Mi padre nació —ahora lo sé— el mismo año que Amanda. Empecé a escribir este texto en el hospital mientras él dormía. Lo estoy acabando después de haber llorado —en la obra de teatro Shock (El cóndor y el puma)— con el testimonio de un médico argentino torturado. Pienso en cómo murieron los compañeros y amigos de Amanda, en su juventud. En su huida a España; en su muerte aquí, 40 años después. Escribo desde la absoluta rebelión: me niego a que lo que quede en Google de ella sea “anciana momificada”. No es verdad. Esa no es ella.
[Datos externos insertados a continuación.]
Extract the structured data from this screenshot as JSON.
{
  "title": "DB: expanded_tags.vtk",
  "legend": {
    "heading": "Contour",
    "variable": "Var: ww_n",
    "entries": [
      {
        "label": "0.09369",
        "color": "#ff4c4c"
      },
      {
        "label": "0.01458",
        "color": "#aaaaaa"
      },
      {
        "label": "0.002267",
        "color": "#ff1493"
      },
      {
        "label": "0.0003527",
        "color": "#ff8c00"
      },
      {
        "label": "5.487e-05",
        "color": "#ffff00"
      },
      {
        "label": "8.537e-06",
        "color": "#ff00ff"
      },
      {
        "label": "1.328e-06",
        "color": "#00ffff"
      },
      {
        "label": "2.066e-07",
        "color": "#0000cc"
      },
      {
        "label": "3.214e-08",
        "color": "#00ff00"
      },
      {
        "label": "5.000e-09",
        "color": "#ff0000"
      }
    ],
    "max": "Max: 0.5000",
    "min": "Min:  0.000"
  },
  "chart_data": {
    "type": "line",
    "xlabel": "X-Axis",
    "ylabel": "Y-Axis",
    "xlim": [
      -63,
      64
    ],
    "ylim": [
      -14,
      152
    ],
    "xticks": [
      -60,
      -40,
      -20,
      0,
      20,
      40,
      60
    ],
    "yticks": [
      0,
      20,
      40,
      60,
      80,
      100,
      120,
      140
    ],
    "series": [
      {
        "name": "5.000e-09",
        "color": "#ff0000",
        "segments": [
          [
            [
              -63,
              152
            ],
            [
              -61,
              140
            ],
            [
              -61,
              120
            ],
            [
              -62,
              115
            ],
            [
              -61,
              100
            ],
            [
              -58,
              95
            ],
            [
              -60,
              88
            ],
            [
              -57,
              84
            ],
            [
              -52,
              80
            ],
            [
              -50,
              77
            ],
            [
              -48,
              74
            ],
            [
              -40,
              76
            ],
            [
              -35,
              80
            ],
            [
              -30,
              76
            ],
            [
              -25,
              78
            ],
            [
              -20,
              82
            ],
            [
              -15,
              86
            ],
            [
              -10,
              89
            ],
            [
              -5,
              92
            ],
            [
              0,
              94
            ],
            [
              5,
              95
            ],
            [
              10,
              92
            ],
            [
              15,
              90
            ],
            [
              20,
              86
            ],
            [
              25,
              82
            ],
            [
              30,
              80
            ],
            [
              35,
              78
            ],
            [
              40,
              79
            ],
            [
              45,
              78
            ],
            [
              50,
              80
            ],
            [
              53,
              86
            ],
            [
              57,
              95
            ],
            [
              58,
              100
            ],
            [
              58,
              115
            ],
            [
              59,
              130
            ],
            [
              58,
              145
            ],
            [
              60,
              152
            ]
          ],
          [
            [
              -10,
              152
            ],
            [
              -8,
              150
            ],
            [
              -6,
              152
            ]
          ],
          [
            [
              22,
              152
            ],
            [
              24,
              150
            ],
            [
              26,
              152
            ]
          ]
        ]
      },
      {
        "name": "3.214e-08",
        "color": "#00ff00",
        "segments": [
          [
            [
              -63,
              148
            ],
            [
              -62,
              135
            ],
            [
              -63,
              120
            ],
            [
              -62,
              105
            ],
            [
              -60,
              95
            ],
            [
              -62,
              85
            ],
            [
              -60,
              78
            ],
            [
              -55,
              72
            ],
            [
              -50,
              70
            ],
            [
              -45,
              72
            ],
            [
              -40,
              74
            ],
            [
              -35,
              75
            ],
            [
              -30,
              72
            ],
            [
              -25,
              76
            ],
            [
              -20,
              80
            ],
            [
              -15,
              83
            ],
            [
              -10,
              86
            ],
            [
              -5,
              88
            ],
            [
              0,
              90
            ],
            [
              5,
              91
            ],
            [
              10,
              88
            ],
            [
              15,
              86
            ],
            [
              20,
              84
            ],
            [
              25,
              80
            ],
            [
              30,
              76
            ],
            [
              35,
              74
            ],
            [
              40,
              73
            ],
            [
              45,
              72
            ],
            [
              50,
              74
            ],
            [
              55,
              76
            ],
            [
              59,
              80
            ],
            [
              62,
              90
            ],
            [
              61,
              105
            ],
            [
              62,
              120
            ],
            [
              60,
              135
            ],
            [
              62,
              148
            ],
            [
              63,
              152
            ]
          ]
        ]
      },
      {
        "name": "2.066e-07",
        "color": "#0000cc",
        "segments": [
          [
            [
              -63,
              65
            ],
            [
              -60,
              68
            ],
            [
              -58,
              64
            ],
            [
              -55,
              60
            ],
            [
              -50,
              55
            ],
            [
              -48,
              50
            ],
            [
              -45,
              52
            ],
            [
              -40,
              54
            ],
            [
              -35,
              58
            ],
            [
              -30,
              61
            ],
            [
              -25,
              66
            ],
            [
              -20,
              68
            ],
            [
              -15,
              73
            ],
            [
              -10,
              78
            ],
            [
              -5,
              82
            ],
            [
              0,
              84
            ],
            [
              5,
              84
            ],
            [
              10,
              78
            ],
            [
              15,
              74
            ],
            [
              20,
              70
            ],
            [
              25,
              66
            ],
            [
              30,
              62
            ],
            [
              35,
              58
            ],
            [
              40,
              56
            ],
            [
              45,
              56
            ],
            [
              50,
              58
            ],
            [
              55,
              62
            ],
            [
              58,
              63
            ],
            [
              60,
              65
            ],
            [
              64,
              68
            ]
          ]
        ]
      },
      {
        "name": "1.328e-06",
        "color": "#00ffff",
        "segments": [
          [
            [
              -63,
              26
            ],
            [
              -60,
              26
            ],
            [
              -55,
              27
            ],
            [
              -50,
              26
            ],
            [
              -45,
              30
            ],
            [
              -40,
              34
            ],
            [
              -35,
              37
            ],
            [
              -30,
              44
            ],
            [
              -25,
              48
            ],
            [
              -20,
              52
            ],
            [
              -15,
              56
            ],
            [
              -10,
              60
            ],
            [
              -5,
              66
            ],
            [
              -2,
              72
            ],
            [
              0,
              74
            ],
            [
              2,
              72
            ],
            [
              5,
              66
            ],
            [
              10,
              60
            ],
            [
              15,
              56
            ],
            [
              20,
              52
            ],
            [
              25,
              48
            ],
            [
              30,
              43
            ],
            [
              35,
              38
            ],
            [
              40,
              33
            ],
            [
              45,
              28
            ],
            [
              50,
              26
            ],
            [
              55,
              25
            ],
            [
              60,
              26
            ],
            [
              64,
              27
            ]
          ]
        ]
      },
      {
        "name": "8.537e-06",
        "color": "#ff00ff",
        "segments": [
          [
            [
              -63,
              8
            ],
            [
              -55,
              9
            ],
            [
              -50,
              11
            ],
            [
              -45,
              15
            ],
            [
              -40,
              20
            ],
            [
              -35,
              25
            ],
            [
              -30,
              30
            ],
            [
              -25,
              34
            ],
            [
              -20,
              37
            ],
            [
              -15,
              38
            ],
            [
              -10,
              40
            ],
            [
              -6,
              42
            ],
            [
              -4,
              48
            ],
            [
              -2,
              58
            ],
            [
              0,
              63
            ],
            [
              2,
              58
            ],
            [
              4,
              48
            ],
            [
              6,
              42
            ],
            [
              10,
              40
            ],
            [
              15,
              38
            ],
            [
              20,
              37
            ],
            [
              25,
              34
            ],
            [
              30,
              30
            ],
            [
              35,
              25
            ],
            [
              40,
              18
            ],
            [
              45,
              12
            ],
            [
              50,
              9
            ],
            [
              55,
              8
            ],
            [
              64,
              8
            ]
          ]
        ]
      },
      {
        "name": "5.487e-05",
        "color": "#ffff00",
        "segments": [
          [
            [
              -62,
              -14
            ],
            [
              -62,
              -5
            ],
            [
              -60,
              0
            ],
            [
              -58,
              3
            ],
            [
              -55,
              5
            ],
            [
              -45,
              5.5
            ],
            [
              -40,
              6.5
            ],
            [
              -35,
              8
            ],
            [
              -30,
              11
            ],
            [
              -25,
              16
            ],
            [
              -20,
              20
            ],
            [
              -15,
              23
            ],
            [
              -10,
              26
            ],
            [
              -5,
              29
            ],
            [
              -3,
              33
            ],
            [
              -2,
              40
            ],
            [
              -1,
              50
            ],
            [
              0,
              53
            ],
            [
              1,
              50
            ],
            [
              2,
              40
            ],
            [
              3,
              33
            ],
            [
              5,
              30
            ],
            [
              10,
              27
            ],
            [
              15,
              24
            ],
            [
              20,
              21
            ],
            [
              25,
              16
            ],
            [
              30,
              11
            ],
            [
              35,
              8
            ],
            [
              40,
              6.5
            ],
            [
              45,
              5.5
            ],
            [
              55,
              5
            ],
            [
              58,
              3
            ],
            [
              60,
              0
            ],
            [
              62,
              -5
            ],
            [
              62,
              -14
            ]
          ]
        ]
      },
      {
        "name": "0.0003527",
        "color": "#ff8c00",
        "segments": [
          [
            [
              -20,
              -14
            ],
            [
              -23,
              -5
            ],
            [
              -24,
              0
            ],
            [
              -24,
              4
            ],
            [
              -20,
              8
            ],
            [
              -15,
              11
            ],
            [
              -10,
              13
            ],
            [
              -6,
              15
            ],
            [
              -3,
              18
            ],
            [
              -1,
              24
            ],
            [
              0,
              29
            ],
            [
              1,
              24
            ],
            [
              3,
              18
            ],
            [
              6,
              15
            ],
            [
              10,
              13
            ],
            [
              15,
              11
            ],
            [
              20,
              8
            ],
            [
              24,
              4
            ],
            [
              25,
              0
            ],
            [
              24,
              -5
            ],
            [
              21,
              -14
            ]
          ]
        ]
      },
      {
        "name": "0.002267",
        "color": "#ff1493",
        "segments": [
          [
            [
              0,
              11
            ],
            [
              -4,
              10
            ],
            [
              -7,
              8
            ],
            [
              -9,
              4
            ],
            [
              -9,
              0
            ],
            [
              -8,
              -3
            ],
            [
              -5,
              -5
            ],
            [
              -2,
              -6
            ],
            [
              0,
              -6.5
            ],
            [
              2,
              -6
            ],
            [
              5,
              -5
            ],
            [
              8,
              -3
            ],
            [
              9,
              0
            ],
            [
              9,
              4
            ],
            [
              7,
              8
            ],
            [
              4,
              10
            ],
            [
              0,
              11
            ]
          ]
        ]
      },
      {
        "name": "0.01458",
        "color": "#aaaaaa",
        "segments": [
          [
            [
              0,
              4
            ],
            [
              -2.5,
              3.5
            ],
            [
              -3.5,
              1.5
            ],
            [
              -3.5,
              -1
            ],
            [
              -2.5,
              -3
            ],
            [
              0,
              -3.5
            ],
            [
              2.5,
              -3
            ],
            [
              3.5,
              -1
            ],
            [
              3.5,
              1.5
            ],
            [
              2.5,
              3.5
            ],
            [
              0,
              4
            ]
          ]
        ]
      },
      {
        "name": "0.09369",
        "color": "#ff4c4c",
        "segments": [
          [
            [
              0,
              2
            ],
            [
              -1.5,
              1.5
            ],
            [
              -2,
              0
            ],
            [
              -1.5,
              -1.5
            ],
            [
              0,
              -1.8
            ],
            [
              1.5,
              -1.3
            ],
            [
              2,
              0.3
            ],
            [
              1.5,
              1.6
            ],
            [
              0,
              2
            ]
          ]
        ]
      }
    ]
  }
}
Los titulares de consumo rápido gritan “¡OTRO CASO DE SOLEDAD!”. Pero no. Amanda fue querida y buscada, su falta fue notada. Un periodista de El Mundo comprobó que la requirieron de forma incesante amigos y sobrinas. En su casa, en su consulta. Lo que no sabemos es qué protocolo, qué obstáculo, qué obcecación, impidió abrir esa puerta. Habrá más reportajes sobre la epidemia de soledad. Ancianos que (solos) no parecen personas. Y lo son. Y lo fueron. Y lo seguirán siendo.
Su historia no es de soledad, sino de dignidad. Amanda Jospe fue una mujer extraordinaria que se dio entera. Al mundo, a sus pacientes, a sus principios. Tuvo un ictus. Murió, también, de entrega.